2013'e hızlı bir şekilde ... Bir şekilde Hristiyan oldum. Şu anda bir İsa ucubesi olmamayı umuyorum, çünkü bu, bulunduğum yeni "zirve" gibi görünüyor. Belki bu sefer gerçektir.Yine de neden hala kafam karışık? Artık "kurtarıldığım" için "tamamlanmış" hissetmem gerekmez mi?
Geçenlerde duyduğum bir vaazda, papazın ağzından çıkan şey karşısında oldukça dehşete düşmüştüm. Hıristiyanlar ile Hıristiyan olmayanlar arasında bol miktarda istatistik sundu. Sadece "onlar" zihniyetine karşı dar bir "biz" ile hesaplaşamıyorum. Bence İsa ya da Tanrı ya da her kimse bizim kavrayabileceğimizin ötesinde daha büyük sınırları aşıyor.
Sınır yoktur, ancak ilişkilerde olması gerekir. Bu nedenle, sürekli şeytana karşı melek davranışı.Hayat her zaman sallantıda olacak mı? Var mısın yok musun? İyi mi yoksa kötü bir seçim mi yapıyorsunuz? Günaha mı düşmek yoksa üstesinden gelmek mi? Bağımlı mı, bağımlı değil mi? Bir daha asla içmeyeceğinizi, sigara içmeyeceğinizi veya o kadar da iyi olmayan bir karar vermeyeceğinizi söylemek, taşınması gereken çok fazla baskıdır ve nüksetmeye giden bir yol oluşturabilir.
Pek çok durumda Doğu felsefelerini ve “orta yolu” takdir ediyorum, ancak bazı bağımlılar için bu tamamen imkansız. Bağımlıların iyileşmemizi ve devam eden bakımımızı destekleyen insanlarla etrafımızı sarmasının çok önemli olduğunu düşünüyorum. Arabanızın yağını değiştirmez ve düzenli olarak ayarlamazsanız, bozulur. Aynı şey iyileşme için de geçerlidir… bu ömür boyu sürecek bir süreçtir.
Kendimizi özgürce kullanma fırsatının sunulduğu durumlara yerleştirmemek de akıllıca olacaktır.Bu, kendimizi sonsuza kadar kilitlememiz gerektiği anlamına mı geliyor? Hayır. Ama belki bir barda arkadaşlarla buluşmak yerine, bir çay dükkanı daha uygun olur.

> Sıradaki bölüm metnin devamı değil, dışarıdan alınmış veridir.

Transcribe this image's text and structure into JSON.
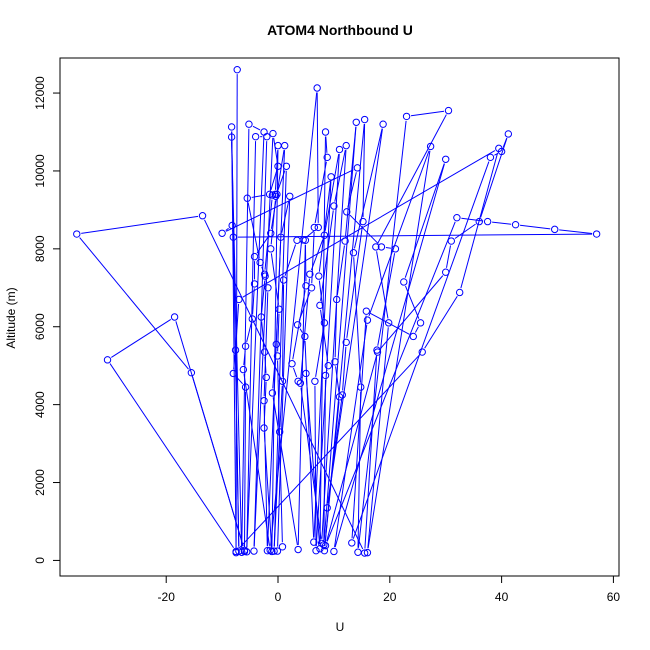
{
  "chart_data": {
    "type": "line",
    "title": "ATOM4 Northbound U",
    "xlabel": "U",
    "ylabel": "Altitude (m)",
    "xlim": [
      -39,
      61
    ],
    "ylim": [
      -400,
      12900
    ],
    "x_ticks": [
      -20,
      0,
      20,
      40,
      60
    ],
    "y_ticks": [
      0,
      2000,
      4000,
      6000,
      8000,
      10000,
      12000
    ],
    "x_tick_labels": [
      "-20",
      "0",
      "20",
      "40",
      "60"
    ],
    "y_tick_labels": [
      "0",
      "2000",
      "4000",
      "6000",
      "8000",
      "10000",
      "12000"
    ],
    "grid": false,
    "color": "#0000ff",
    "marker": "open-circle",
    "series": [
      {
        "points": [
          [
            -7.3,
            12600
          ],
          [
            -7.5,
            200
          ],
          [
            -8.3,
            11130
          ],
          [
            -7.0,
            240
          ],
          [
            -8.3,
            10870
          ],
          [
            -6.5,
            210
          ],
          [
            -5.2,
            11200
          ],
          [
            -2.5,
            11000
          ],
          [
            -5.6,
            220
          ],
          [
            -4.0,
            10880
          ],
          [
            -2.0,
            10880
          ],
          [
            -4.3,
            240
          ],
          [
            -0.9,
            10960
          ],
          [
            0.0,
            10120
          ],
          [
            -1.5,
            9400
          ],
          [
            -5.5,
            9300
          ],
          [
            -3.2,
            7650
          ],
          [
            -2.3,
            7300
          ],
          [
            -3.0,
            6250
          ],
          [
            -2.4,
            5350
          ],
          [
            -2.1,
            4700
          ],
          [
            -2.5,
            3400
          ],
          [
            -1.1,
            230
          ],
          [
            0.0,
            10650
          ],
          [
            -0.5,
            9400
          ],
          [
            -1.0,
            9380
          ],
          [
            -2.4,
            7350
          ],
          [
            -1.8,
            7000
          ],
          [
            -2.5,
            4100
          ],
          [
            -1.9,
            250
          ],
          [
            1.2,
            10650
          ],
          [
            -0.2,
            9400
          ],
          [
            -1.3,
            8400
          ],
          [
            -4.2,
            7800
          ],
          [
            -4.2,
            7100
          ],
          [
            -4.6,
            6200
          ],
          [
            -5.8,
            5500
          ],
          [
            -6.2,
            4900
          ],
          [
            -1.4,
            260
          ],
          [
            7.0,
            12130
          ],
          [
            7.2,
            8550
          ],
          [
            4.5,
            8230
          ],
          [
            3.4,
            8220
          ],
          [
            1.0,
            7200
          ],
          [
            0.8,
            4600
          ],
          [
            0.3,
            3300
          ],
          [
            -0.7,
            240
          ],
          [
            1.5,
            10120
          ],
          [
            -0.4,
            9350
          ],
          [
            -1.3,
            8000
          ],
          [
            0.2,
            6450
          ],
          [
            -0.1,
            5250
          ],
          [
            0.8,
            350
          ],
          [
            -0.1,
            240
          ],
          [
            2.1,
            9350
          ],
          [
            0.5,
            8300
          ],
          [
            -0.3,
            5550
          ],
          [
            -1.0,
            4300
          ],
          [
            3.6,
            280
          ],
          [
            4.9,
            8220
          ],
          [
            5.0,
            7050
          ],
          [
            2.5,
            5050
          ],
          [
            3.6,
            4600
          ],
          [
            5.0,
            4800
          ],
          [
            7.5,
            300
          ],
          [
            8.5,
            11000
          ],
          [
            8.8,
            10350
          ],
          [
            6.5,
            8550
          ],
          [
            6.0,
            7000
          ],
          [
            3.5,
            6050
          ],
          [
            4.8,
            5750
          ],
          [
            6.4,
            470
          ],
          [
            9.5,
            9850
          ],
          [
            7.3,
            7300
          ],
          [
            8.3,
            6100
          ],
          [
            6.6,
            4600
          ],
          [
            6.8,
            250
          ],
          [
            11.0,
            10550
          ],
          [
            8.3,
            8350
          ],
          [
            5.7,
            7350
          ],
          [
            4.0,
            4550
          ],
          [
            7.8,
            440
          ],
          [
            12.2,
            10650
          ],
          [
            10.0,
            9100
          ],
          [
            7.5,
            6550
          ],
          [
            9.0,
            5000
          ],
          [
            8.5,
            4750
          ],
          [
            8.2,
            400
          ],
          [
            14.0,
            11250
          ],
          [
            12.0,
            8200
          ],
          [
            10.5,
            6700
          ],
          [
            10.2,
            5100
          ],
          [
            11.0,
            4200
          ],
          [
            8.3,
            250
          ],
          [
            15.5,
            11320
          ],
          [
            15.2,
            8700
          ],
          [
            12.2,
            5600
          ],
          [
            11.5,
            4250
          ],
          [
            8.8,
            1350
          ],
          [
            18.8,
            11200
          ],
          [
            13.5,
            7900
          ],
          [
            14.8,
            4450
          ],
          [
            14.3,
            210
          ],
          [
            23.0,
            11400
          ],
          [
            30.5,
            11550
          ],
          [
            17.5,
            8050
          ],
          [
            19.8,
            6100
          ],
          [
            16.0,
            200
          ],
          [
            27.3,
            10630
          ],
          [
            16.0,
            6170
          ],
          [
            10.0,
            230
          ],
          [
            30.0,
            10300
          ],
          [
            22.5,
            7150
          ],
          [
            25.5,
            6100
          ],
          [
            24.2,
            5750
          ],
          [
            15.8,
            6400
          ],
          [
            13.2,
            450
          ],
          [
            38.0,
            10350
          ],
          [
            40.0,
            10500
          ],
          [
            41.2,
            10950
          ],
          [
            36.0,
            8700
          ],
          [
            31.0,
            8200
          ],
          [
            30.0,
            7400
          ],
          [
            17.8,
            5350
          ],
          [
            8.5,
            380
          ],
          [
            32.0,
            8800
          ],
          [
            37.5,
            8700
          ],
          [
            42.5,
            8620
          ],
          [
            49.5,
            8500
          ],
          [
            57.0,
            8380
          ],
          [
            -8.0,
            8300
          ],
          [
            -8.2,
            8600
          ],
          [
            -10.0,
            8400
          ],
          [
            14.2,
            10080
          ],
          [
            12.3,
            8950
          ],
          [
            18.5,
            8050
          ],
          [
            21.0,
            8000
          ],
          [
            17.7,
            5400
          ],
          [
            15.5,
            190
          ],
          [
            -13.5,
            8850
          ],
          [
            -36.0,
            8380
          ],
          [
            -15.5,
            4820
          ],
          [
            -6.0,
            260
          ],
          [
            -18.5,
            6250
          ],
          [
            -30.5,
            5150
          ],
          [
            -7.5,
            230
          ],
          [
            25.8,
            5350
          ],
          [
            32.5,
            6880
          ],
          [
            39.5,
            10580
          ],
          [
            -7.0,
            6700
          ],
          [
            -7.6,
            5400
          ],
          [
            -8.0,
            4800
          ],
          [
            -5.8,
            4450
          ],
          [
            -6.0,
            230
          ]
        ]
      }
    ]
  }
}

Tek bildiğim, her sabah hayatta olduğum için müteşekkir uyandığım. Önümde ne olduğu hakkında hiçbir fikrim yok, ama önüme çıkan her şeye dayanabileceğime inancım var. Küçük günlük kararlar bile olsa, kararlar vermek stresli olabilir. Bunun bana bağlı olmadığını ve kontrolümün ötesinde anlaşılamayacak daha büyük bir şey olduğunun farkına vardım.
"Doğru" şey yüzüme baksa ve "yanlış" şeyi yapsam, kötü seçimler yapsam ve kötü alışkanlıkları veya kalıpları tekrarlasam bile, bundan kurtulabileceğime inanıyorum çünkü kaderimi kabul ettim. Her zaman bir bağımlı olacağım, hiçbir standarda uymayacağım, hatalar yapmaya devam edeceğim ve asla mükemmel olmayacağım. Bu ağırlık kaldırıldıktan sonra, her gün yürümeye devam etmek çok daha kolay hale gelir.